И Айва вновь попыталась надеть венок на голову.
— Не смей! — вскрикнула я, делая еще шаг вперёд и вытягивая руку.
Ту самую, на которой огнём горела метка. И крохотные искры силы засияли, засверкали на кончиках пальцев, заставляя вовремя одуматься. Застыть, прижимая руку к груди, неотрывно смотря в лицо младшей сестры.
— Ты что делаешь? Мама, ты видела? Она же собиралась… Силу Лаари нельзя применять во вред. Я… я всё папе расскажу! — вскрикнула Айва.
Я сама была в ужасе от такого всплеска, но и отступить сейчас не могла, впервые готовая бороться до победного конца. Несмотря ни на что.
— Что именно ты хочешь мне рассказать? — спросил отец, возникая в дверях.
Возник так неожиданно, что никто не успел заметить. И реакция на его появление была очень яркой.
— Великий князь, — прошептала мачеха, склонив голову и шагнув в сторону, как раз так, чтобы скрыть дочь от пристального взгляда мужа.
Но Айва не желала прятаться и скрываться. Глупая, еще не понимала, что даже свадьба не спасёт её сейчас от гнева отца.
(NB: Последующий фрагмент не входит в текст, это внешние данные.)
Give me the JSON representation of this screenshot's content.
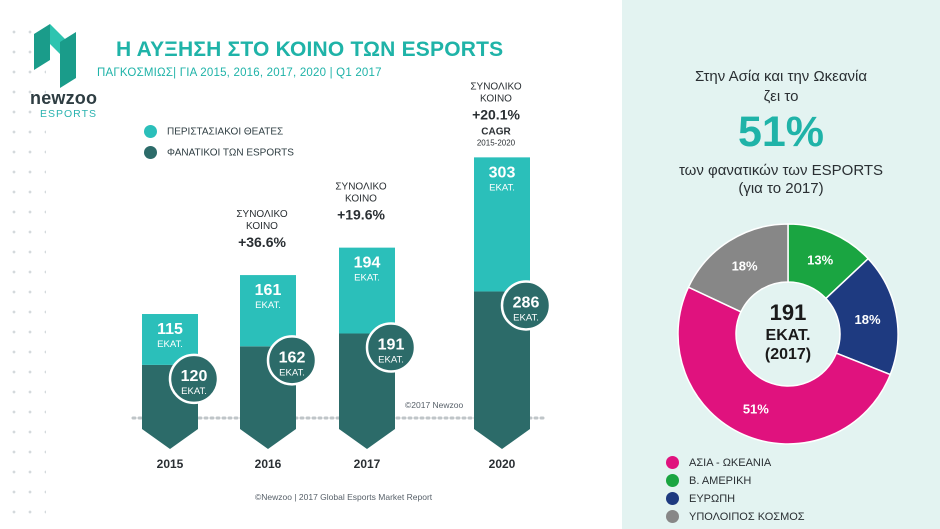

Соскочив с постамента, девушка стремительно обогнула мать, которая не успела её остановить, а следом и меня, вышла вперёд, продолжая сжимать венок мамы в руке, возмущенно протараторив:
— Айвири пыталась использовать против меня силу! Хотела ударить! Ты представляешь? А это недопустимо! Для послушницы это смерть. Я всегда говорила, что она мне завидует… и даже сейчас… в самый лучший день, в самый радостный, — глаза Айвы наполнились слезами, причём самыми искренними, — она пытается его отравить своей ненавистью ко мне. А ты мне не веришь. Почему ты мне не веришь? Не стоило её привозить. Я же просила… ты меня совсем не любишь…
Я, конечно, знала, что сестра не в восторге от моих визитов, но не думала, что до такой степени. Да, сильно я её недооценивала и теперь застыла, ожидая реакции отца.
Она была весьма неожиданной и резкой.
— Что у тебя в руке? — ледяным тоном спросил он, еще сильнее нахмурившись.
Сделал пару шагов вперёд и застыл, когда между ними оставалось всего два-три метра.
Слёзы тут же испарились, и сестра закусила губу, внезапно поняв, какой промах в порыве гнева совершила. Венок надо было спрятать за спину или в складках платья, но уж точно не следовало показывать его отцу.
Потому что он помнил.
Я по глазам видела, что отец не забыл его, как и всё то, что возрождало память о первой любимой жене.
— Это… это, — пролепетала сестра, поздно пряча руки за спину.
Это уже не могло ей помочь.
— Я задал вопрос, Айва! Что у тебя в руке? — четко выговаривая каждое слово, произнёс отец.
И я невольно сжалась от тона, которым он это сказал. Никогда не видела князя в таком бешенстве. В те редкие мои визиты он был само внимание и любовь. Ни одного резкого слова или крика. А сейчас я смотрела и не узнавала своего любимого отца.